Gilles Janeyrand, piano and guitar player, witnesses two memorable stage acts in his early years: Jacques Brel’s farewell at the Olympia in 1964, then the Beatles at the Palais des Sports in 1965. It’s a revelation: coming out of the Beatle’s concert he decides he ought to become a singer. A few years later, a friend shows Gilles a classified ad published in France Soir: Robert Stigwood, producer for the Bee Gees, the Whos and Cream, is looking for French artists to showcase on his label, RSO. Gilles Janeyrand follows up on the ad and auditions at the Polydor studios, where he meets Claude Ebrard, head of RSO France. Gilles plays four songs at the guitar, from which Amour 2000 and Filles 2000, two tracks he composed for texts written by friends. Claude Ebrard chooses to record the two tracks with the arranger Jean-Claude Petit, and suggests adding flutes, in reference to Jacques Dutronc who had just released Il est cinq heures, Paris s’éveille. The track is recorded in 1969 at the Studio des Dames. Gilles remembers: “There were 25 musicians around me, and I thought it was perfectly normal! I was 18 and that’s the image I had of a career as a variété singer.” At the moment of the contract’s signature, Robert Stigwood sends a Jaguar and a photographer to pick Gilles up at this parent’s were he still lives. They’re taken to RSO’s headquarters, located near the Théâtre des Champs Élysées, and get off the car right as Jacques Brel comes out of the theatre, where he’s rehearsing his show L’Homme de la Mancha. Jacques Brel is familiar with the photographer and editor but doesn’t know Gilles yet, to whom he is introduced.
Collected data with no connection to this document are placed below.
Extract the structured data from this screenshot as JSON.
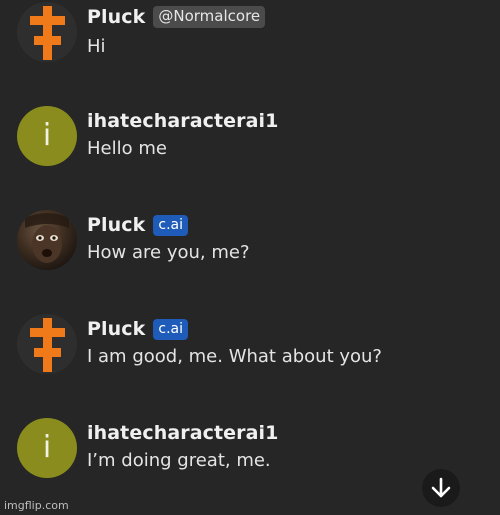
{
  "messages": [
    {
      "avatar_icon": "orange-cross-avatar-icon",
      "name": "Pluck",
      "badge": "@Normalcore",
      "text": "Hi"
    },
    {
      "avatar_letter": "i",
      "name": "ihatecharacterai1",
      "badge": "",
      "text": "Hello me"
    },
    {
      "avatar_icon": "portrait-photo-avatar",
      "name": "Pluck",
      "badge": "c.ai",
      "text": "How are you, me?"
    },
    {
      "avatar_icon": "orange-cross-avatar-icon",
      "name": "Pluck",
      "badge": "c.ai",
      "text": "I am good, me. What about you?"
    },
    {
      "avatar_letter": "i",
      "name": "ihatecharacterai1",
      "badge": "",
      "text": "I’m doing great, me."
    }
  ],
  "scroll_button": {
    "icon": "arrow-down-icon"
  },
  "watermark": "imgflip.com",
  "colors": {
    "background": "#262626",
    "cross_orange": "#f07a1a",
    "letter_avatar": "#8a8d1e",
    "cai_badge": "#1f5bb8",
    "handle_badge": "#4b4b4b"
  }
}
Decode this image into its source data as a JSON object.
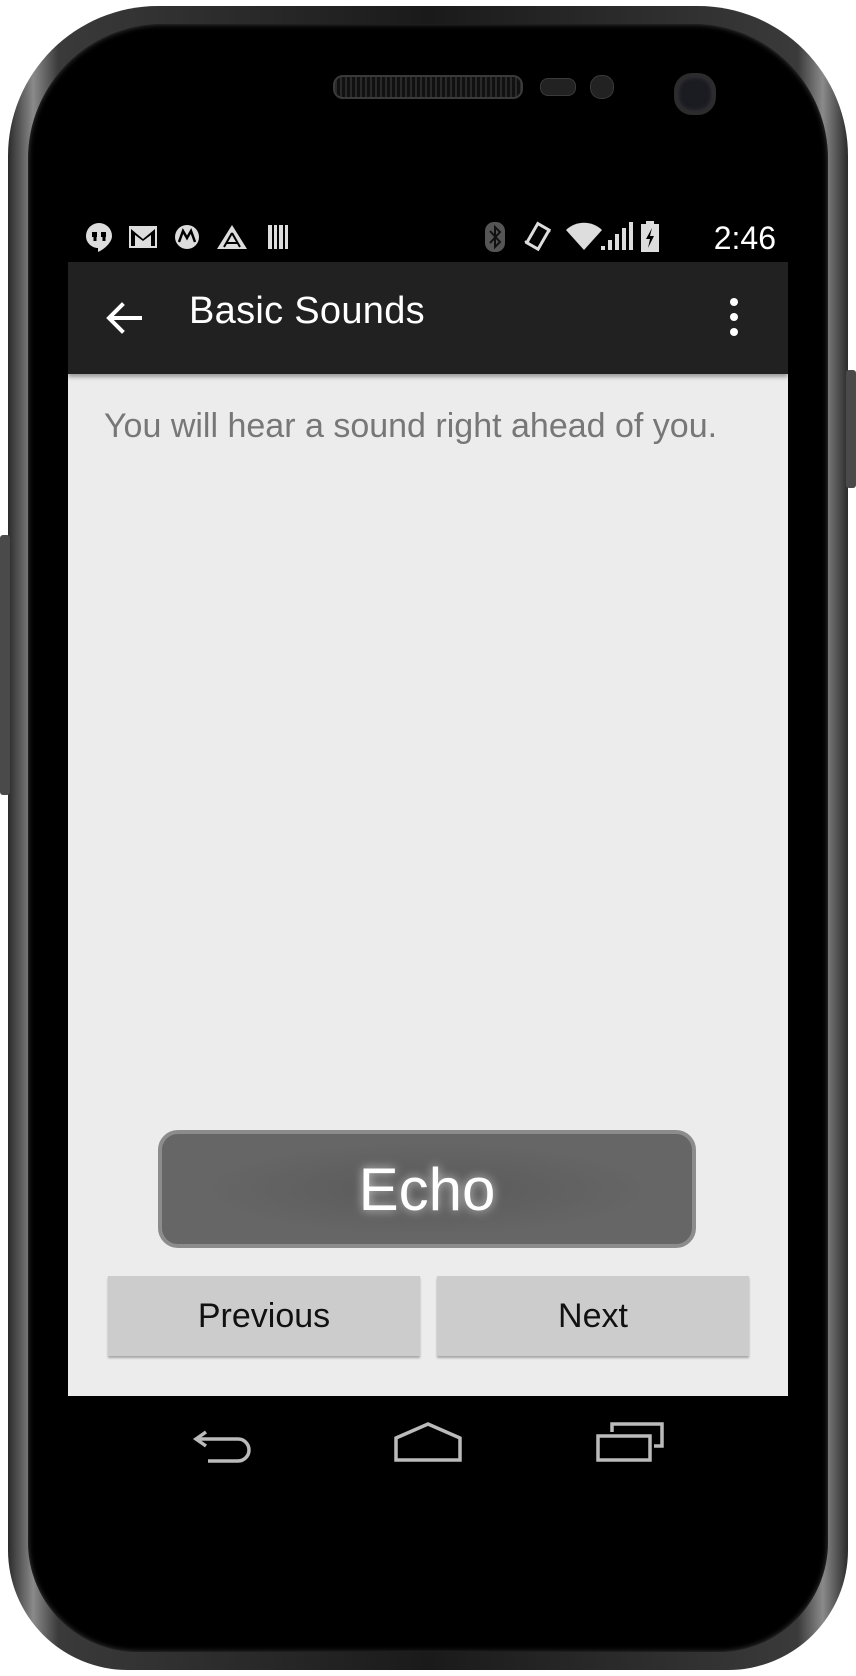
{
  "status_bar": {
    "left_icons": [
      "hangouts-icon",
      "gmail-icon",
      "motorola-icon",
      "assist-icon",
      "barcode-icon"
    ],
    "right_icons": [
      "bluetooth-icon",
      "vibrate-icon",
      "wifi-icon",
      "signal-icon",
      "battery-icon"
    ],
    "time": "2:46"
  },
  "action_bar": {
    "title": "Basic Sounds",
    "back_icon": "arrow-left-icon",
    "menu_icon": "overflow-menu-icon"
  },
  "content": {
    "message": "You will hear a sound right ahead of you.",
    "echo_label": "Echo",
    "previous_label": "Previous",
    "next_label": "Next"
  },
  "nav_bar": {
    "icons": [
      "back-nav-icon",
      "home-nav-icon",
      "recents-nav-icon"
    ]
  },
  "colors": {
    "action_bar_bg": "#212121",
    "screen_bg": "#ececec",
    "echo_bg": "#666666",
    "nav_button_bg": "#cccccc"
  }
}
Upon hearing Gilles is signing his first recording contract Jacques Brel utters a “Good luck” he’ll never forget.

Gilles leaves the choice of the A-side to the producers and Filles 2000 becomes the single’s B-side. Gilles promotes Amour 2000 on television, during a show hosted by Michel Drucker, who’ll invite him again repeatedly through the 70s. The record receives critical acclaim but the sales don’t follow. In 1974, at the Ferber studios, an LP is recorded with the musicians of the singer Christophe. The record, produced by St Preux for Heloïse Music, benefits from a rather important production: the crew enjoys over a month in the studio, not always even working full-days, preferring to round them off in the closest bar. Gilles is given full artistic freedom: Saint Preux, who lives with leopards, spends his afternoons at the cinema rather than behind the mixer. The period is one of hedonism, and Gilles adopts a psychedelic lifestyle. Some of the album’s tracks evoke the spirit of the first single: Les martiens and La fleur magique (of which a short version exists, intended for a single that never came out, probably lost in Heloïse Music’s archive). Overall, the album is a nice assemblage in the flamboyant progressive style of the mid 70s. Many more singles come out until the mid 80s, of which Je suis un passant, a minor success. But the big hit never comes and Gilles Janeyrand gradually turns to theatre, cinema and television. His name appears in the credits of Clara et les chics types (Jacques Monnet, 1981), La vie et rien d’autre (Bertrand Tavernier, 1989), J’accuse (Roman Polanski, 2019) as well as of another dozen of movies and TV series.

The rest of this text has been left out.